Despite these compelling investment considerations, many investors seem to be dubious of considering additional investments in gold. I see this doubtful investor stance as being related to two potential factors:
1) Volatility of commodity investing in general, and gold in particular, due to the great number of institutional and retail investors entering the gold investment market in the past 4 years. Please see chart below for the Exchange Traded Product (ETP); SPDR Gold Shares (Ticker: GLD), which shows the asset growth in this product from the beginning of 2008 through the end of 2012, as evidence of the growing popularity of these types of "user-friendly" gold investment vehicles.
Data Source: Bloomberg, January 11, 2013. Past performance is not an indication of future results.
2) Tracking error of many of the "newer" gold related investment vehicles (Ex. ETPs)
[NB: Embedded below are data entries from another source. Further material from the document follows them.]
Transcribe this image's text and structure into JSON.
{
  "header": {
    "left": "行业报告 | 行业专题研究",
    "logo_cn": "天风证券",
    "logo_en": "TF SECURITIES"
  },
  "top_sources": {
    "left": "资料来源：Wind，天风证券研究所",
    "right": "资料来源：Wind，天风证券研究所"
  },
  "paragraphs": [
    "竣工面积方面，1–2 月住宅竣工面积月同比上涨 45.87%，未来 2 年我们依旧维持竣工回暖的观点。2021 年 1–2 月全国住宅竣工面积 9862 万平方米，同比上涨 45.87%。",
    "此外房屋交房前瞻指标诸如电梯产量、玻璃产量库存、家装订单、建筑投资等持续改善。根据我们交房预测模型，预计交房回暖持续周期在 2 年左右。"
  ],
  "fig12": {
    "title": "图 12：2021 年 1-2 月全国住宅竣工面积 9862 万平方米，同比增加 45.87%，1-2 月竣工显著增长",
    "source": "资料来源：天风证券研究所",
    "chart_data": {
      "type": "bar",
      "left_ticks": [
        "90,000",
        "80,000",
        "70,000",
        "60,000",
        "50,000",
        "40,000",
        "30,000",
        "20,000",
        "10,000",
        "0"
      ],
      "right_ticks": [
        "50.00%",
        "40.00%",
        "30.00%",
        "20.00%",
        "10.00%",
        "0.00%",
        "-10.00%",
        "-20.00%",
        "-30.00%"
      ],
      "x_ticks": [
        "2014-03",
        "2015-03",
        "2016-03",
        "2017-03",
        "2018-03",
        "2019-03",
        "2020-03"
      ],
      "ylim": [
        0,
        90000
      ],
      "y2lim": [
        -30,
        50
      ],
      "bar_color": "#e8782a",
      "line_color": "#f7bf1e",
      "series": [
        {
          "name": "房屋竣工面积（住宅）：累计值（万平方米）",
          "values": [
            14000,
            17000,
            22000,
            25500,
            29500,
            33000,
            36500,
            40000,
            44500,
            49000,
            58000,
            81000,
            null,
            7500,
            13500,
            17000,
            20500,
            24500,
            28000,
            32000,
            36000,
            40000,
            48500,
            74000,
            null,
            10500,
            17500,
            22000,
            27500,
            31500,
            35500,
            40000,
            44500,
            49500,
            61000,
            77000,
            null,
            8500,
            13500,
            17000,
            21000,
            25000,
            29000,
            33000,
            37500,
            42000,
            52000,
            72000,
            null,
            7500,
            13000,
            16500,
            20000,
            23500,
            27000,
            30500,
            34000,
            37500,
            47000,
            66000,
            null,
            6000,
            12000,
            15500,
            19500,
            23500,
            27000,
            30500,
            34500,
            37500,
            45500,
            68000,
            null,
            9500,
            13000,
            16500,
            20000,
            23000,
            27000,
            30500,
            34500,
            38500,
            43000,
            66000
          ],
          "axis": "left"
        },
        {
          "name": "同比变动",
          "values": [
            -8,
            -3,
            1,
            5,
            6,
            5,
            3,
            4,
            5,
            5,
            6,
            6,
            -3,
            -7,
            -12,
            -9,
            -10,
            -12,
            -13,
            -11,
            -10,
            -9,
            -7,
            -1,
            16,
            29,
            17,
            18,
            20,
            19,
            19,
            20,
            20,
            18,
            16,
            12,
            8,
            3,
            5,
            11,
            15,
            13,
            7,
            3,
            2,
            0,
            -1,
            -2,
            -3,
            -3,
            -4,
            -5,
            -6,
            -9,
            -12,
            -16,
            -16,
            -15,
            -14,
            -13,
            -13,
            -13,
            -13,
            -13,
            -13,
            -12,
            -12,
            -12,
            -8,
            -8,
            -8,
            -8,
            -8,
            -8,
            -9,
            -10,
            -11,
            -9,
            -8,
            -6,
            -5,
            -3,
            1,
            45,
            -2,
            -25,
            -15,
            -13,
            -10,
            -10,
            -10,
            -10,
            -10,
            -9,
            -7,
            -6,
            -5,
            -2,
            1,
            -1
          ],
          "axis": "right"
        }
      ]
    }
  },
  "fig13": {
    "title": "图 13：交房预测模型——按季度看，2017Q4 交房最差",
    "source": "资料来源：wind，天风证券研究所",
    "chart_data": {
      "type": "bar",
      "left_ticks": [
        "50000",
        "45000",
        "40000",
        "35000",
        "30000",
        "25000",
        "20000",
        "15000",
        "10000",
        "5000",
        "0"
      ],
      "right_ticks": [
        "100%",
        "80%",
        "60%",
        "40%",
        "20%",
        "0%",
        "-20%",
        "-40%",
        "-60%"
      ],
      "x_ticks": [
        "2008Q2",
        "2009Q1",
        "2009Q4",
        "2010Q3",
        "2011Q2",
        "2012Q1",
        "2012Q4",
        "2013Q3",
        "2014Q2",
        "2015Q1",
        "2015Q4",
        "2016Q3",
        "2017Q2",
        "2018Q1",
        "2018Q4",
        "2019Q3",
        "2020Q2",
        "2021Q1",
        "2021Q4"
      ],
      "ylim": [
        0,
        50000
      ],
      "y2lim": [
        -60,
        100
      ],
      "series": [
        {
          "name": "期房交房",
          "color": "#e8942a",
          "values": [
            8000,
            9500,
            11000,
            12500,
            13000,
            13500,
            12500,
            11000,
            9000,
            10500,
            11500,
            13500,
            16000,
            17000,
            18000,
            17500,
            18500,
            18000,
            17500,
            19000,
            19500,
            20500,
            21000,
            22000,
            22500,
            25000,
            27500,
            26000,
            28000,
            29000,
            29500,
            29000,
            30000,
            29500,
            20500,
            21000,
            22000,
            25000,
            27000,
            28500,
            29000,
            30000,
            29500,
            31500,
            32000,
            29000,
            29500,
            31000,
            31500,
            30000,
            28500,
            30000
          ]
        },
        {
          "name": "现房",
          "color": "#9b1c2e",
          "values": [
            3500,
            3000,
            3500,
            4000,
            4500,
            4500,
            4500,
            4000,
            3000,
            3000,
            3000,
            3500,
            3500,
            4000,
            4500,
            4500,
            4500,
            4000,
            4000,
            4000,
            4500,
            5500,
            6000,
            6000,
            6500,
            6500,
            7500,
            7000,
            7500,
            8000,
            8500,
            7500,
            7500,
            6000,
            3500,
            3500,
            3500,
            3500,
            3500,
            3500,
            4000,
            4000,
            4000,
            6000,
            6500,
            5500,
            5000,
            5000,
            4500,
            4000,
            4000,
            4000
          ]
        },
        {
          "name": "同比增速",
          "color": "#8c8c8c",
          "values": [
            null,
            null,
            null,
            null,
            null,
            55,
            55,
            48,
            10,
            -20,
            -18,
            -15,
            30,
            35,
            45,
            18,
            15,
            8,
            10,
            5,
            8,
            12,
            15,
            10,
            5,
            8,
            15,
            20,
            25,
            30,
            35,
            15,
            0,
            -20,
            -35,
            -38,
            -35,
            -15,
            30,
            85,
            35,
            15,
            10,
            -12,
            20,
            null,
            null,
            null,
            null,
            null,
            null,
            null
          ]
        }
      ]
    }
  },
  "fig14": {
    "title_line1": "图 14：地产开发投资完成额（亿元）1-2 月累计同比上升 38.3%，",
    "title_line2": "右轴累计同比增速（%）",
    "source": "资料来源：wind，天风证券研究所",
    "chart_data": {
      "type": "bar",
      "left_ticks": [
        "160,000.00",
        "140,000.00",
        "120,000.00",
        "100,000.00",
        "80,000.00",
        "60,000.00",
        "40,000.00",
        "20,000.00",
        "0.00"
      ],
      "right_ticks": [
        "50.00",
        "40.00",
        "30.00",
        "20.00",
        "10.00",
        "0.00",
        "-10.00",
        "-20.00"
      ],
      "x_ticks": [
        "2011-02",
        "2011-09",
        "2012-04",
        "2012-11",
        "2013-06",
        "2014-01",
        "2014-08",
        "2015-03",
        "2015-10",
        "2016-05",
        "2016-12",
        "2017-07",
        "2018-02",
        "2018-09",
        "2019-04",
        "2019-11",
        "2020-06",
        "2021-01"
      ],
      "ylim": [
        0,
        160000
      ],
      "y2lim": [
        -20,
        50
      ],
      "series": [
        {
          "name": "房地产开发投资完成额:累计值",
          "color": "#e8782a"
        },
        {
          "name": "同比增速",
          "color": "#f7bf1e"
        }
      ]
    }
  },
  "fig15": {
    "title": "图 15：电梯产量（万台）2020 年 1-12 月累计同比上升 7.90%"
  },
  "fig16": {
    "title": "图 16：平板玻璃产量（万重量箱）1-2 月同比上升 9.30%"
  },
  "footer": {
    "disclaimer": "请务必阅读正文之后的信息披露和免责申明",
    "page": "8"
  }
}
To better understand what makes the price of gold move, upwards or downwards, it is perhaps best to appreciate the relationship gold has had to the U.S. dollar historically. Prior to 1972, there was a direct relationship between the U.S. dollar and gold prices whereas each dollar was backed by claims for a specified amount of gold (i.e. the "Gold Standard"). When President Nixon removed our currency from the Gold Standard, the dollar no longer had a direct relationship with gold - or anything else for that matter. Instead, gold now has an indirect relationship with the U.S. Dollar as the price of gold in U.S. dollar terms changes as a result of a variety of economic and psychological factors. Given this relationship, absent tremendous global market stress, gold generally tends to move in an opposite direction from the U.S. Dollar, or more specifically, the U.S. Dollar index. In other words, as the U.S. Dollar increases in value, Gold, in turn, decreases in value and vice-versa.
Given the low interest rate environment in the U.S., the U.S. Dollar has been weak against other foreign currencies in recent years, which, in addition to the other factors previously discussed, has helped fuel a rise in the price of gold since the great market meltdown of 2008. However, in the past year, as other foreign currencies have weakened in relation to the U.S. Dollar, the price of gold has pulled due to the relative weakening in conjunction with other market factors.
The value of the U.S. Dollar, and its effect on the price of gold, for 2013 will be largely influenced by the upcoming 2nd round of Fiscal Cliff decisions related to spending cuts, the impending Debt Ceiling decision and further Federal Reserve actions related to interest rates in response to the ongoing, sluggish economic recovery. As a result, it is our contention that an client risk tolerance/investment objective appropriate allocation to precious metals is worthy of consideration for 2013.
*It should be noted that at present, Hennion & Walsh Asset Management has allocations within its managed portfolios to PowerShares DB Precious Metals (Ticker: DBP), which itself has allocations to gold and silver respectively.